The salt will eat your concrete if its hungry. We have a concrete floor and concrete blocks for walls in our salt bin and the salt has not been hungry enough to eat any of it yet.


----------



## leon (Nov 18, 2008)

*salt etc.*



jb1390;1011820 said:


> I have seen from my searches that the most popular way to store salt is to use mafia blocks with a cover of some sort.
> 
> 1.buy a good truck tarp not a cheap one
> 2.use old tires cut in half to hold the tarp down or into quarters to eliminate mosquitos
> ...


You could also purchase a poly liner sized for your storage( within reason-the actual width and height of a dump body) to seal the walls and floor completely with no leaching as the liner product is water proof. having a slope with the decline going towards the rear wall of the block impoundment will keep the salt from leaching into the ground water-unless we have huge wind storm that rips the tarp off and dumps huge amounts of rain in it.

You can line a shipping container with the poly liner material as well with little trouble other than adding 2 by 4 lumber to give it adequate backing. or you can buy disposable container liners which are simply carried into the container filled to the proper level and then disposed of etc.

www.northwestplastics.net

:waving:


----------



## DKG (Feb 3, 2008)

My father in law has been in the concrete business all his life. I asked him once, how long does it take for salt to screw up concrete? His answer was "about 30 years unless it was poor quality concrete."


----------



## bmlitton (Feb 18, 2010)

We have been using a 40' shipping container for bulk salt storage. It's been in use for over 3 years now and only a small sign of surface rust at the doors. Other than that, it looks like it did the day it was delivered. It will hold about 60 tons if you load it correctly. It's cheaper than a concrete slab, you won't have to worry about rain blowing in and you can use it for storage in the summer (if it's empty of course).


----------



## speralandscape (Dec 28, 2008)

Longae29;1011926 said:


> The salt will eat your concrete if its hungry. We have a concrete floor and concrete blocks for walls in our salt bin and the salt has not been hungry enough to eat any of it yet.

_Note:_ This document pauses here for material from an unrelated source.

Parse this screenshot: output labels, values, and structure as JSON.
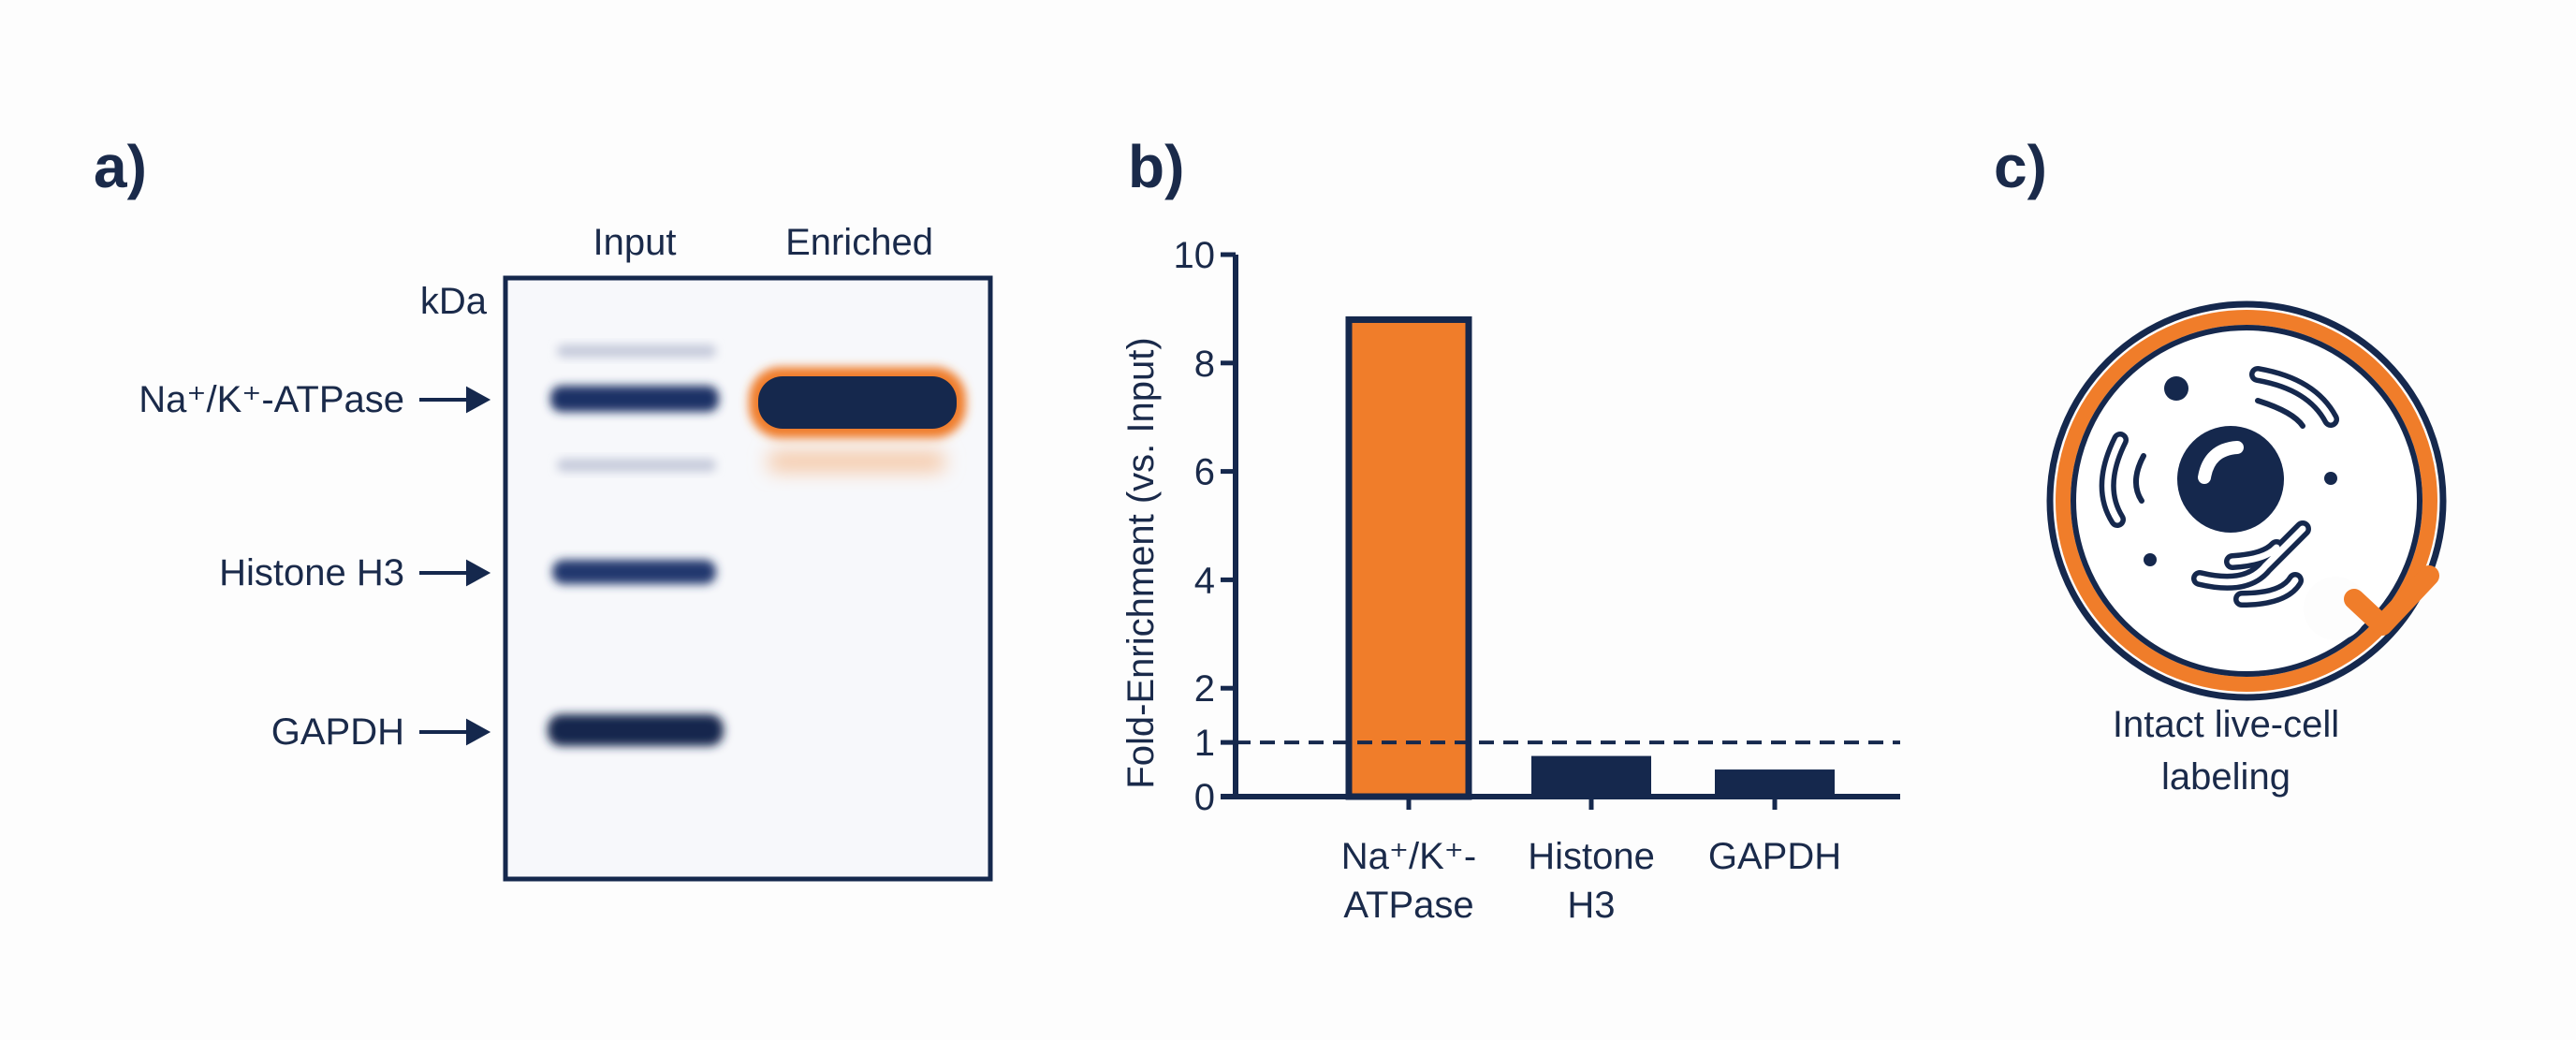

Lmao, I read this and almost spit soda all over my keyboard...


----------



## ajslands (Sep 3, 2009)

Longae29;1011926 said:


> The salt will eat your concrete if its hungry. We have a concrete floor and concrete blocks for walls in our salt bin and the salt has not been hungry enough to eat any of it yet.


:laughing:laughing:laughing:laughing:


----------



## Kubota 8540 (Sep 25, 2009)

Mine has an asphalt floor and a concrete berm around it. Both still look good after about 17 years. The non galvanized fasteners and nails not so good.


----------



## 2COR517 (Oct 23, 2008)

Longae29;1011926 said:


> The salt will eat your concrete if its hungry. We have a concrete floor and concrete blocks for walls in our salt bin and the salt has not been hungry enough to eat any of it yet.


So salt likes to eat stuff. Hmmmm.....Does salt like to eat snow? I've got a crazy idea here, so bear with me. Basically what I'm thinking - if salt likes to eat snow, I could use salt on my parking lots to eat the snow rather than plowing. I'm guessing the salt can only eat so much snow before it gets full and won't eat any more. So this idea would probably work best on light storms.


----------



## Luther (Oct 31, 2007)

jb1390;1011820 said:


> I have seen from my searches that the most popular way to store salt is to use mafia blocks with a cover of some sort. Generally the floor is made from concrete as well from what I have seen. However, it is also well known to not use salt on concrete sidewalks or driveways because salt eats concrete. Has anyone had an issue with salt eating away at their storage containers? Should the structure be sealed with driveway sealer or something similar to protect it?


I would be more concerned about the Mayan calendar.


----------